"Still, we must see Whitesand Bay," said one of us, recalling a story a friend had once told how, staying at Land's End, she crossed the bay alone in a blinding storm, took refuge at the coastguard station, where she was hospitably received, and piloted back with most chivalric care by a coastguard, who did not tell her till their journey's end that he had left at home a wife, and a baby just an hour old.

No such romantic adventure befell us. We only caught a glimmer of the bay through drizzling rain, which by the time we reached Sennen village had become a regular downpour. Evidently, we could do no more that day, which was fast melting into night.

"We'll go home," was the sad resolve, glad nevertheless that we had a comfortable "home" to go to.

So closing the carriage and protecting ourselves as well as we could from the driving rain, we went forward, passing the Quakers' burial ground, where is said to be one of the finest views in Cornwall; the Nine Maidens, a circle of Druidical stones, and many other interesting things, without once looking at or thinking of them.

Half a mile from Marazion the rain ceased, and a light like that of the rising moon began to break through the clouds. What a night it might be, or might have been, could we have stayed at the Land's End!

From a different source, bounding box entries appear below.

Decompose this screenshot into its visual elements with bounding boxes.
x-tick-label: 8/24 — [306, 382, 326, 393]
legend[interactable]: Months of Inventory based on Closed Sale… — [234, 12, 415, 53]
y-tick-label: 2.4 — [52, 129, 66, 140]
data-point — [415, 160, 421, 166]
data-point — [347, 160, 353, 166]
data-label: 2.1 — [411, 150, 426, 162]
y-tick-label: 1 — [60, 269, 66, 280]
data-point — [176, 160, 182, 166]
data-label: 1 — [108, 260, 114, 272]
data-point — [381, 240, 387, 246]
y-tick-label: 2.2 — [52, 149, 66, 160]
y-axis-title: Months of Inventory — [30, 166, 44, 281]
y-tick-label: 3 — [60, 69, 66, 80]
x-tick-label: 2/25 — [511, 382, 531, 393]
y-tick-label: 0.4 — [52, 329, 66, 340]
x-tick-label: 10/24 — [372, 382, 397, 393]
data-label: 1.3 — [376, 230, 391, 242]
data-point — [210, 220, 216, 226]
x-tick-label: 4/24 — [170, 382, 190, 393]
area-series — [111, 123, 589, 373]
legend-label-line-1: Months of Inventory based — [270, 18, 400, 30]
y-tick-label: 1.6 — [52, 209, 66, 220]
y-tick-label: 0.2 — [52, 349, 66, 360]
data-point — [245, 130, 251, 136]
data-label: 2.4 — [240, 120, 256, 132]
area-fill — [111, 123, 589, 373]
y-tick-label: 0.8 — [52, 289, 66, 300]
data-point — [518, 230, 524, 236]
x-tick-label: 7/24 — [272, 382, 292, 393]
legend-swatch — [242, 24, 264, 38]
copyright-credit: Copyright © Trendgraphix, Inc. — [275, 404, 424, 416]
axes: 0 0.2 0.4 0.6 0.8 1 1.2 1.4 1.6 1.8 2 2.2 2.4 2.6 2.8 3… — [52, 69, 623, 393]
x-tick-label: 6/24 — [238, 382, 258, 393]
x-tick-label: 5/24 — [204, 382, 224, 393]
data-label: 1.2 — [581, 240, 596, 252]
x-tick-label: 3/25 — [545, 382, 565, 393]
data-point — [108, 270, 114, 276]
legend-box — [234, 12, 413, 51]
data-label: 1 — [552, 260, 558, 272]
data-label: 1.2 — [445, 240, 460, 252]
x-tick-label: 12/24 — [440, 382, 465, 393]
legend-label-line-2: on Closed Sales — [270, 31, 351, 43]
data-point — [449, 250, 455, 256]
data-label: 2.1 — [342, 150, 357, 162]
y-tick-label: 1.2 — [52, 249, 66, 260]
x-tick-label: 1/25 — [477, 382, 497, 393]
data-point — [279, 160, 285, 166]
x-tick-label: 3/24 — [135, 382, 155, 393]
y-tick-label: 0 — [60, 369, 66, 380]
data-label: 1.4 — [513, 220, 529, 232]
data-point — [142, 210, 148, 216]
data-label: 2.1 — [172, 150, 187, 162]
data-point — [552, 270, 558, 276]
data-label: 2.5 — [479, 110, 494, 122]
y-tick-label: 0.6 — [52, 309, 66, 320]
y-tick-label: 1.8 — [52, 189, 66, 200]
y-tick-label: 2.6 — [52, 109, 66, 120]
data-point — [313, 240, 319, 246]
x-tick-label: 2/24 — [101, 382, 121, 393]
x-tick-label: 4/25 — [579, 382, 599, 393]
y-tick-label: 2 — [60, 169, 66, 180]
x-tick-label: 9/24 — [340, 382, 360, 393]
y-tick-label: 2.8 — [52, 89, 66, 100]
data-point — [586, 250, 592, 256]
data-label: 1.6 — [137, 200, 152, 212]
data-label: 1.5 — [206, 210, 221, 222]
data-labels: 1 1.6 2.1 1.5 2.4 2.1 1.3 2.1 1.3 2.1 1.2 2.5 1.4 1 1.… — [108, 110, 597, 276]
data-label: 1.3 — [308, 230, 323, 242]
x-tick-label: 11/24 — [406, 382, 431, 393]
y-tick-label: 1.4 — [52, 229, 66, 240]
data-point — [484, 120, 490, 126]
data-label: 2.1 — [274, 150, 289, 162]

That ghostly "might have been!" It is in great things as in small, the worry, the torment, the paralysing burden of life. Away with it! We have done our best to be happy, and we have been happy. We have seen the Land's End.


[DAY THE TWELFTH]

Monday morning. Black Monday we were half inclined to call it, knowing that by the week's end our travels must be over and done, and that if we wished still to see all we had planned, we must inevitably next morning return to civilisation and railways, a determination which involved taking this night "a long, a last farewell" of our comfortable carriage and our faithful Charles.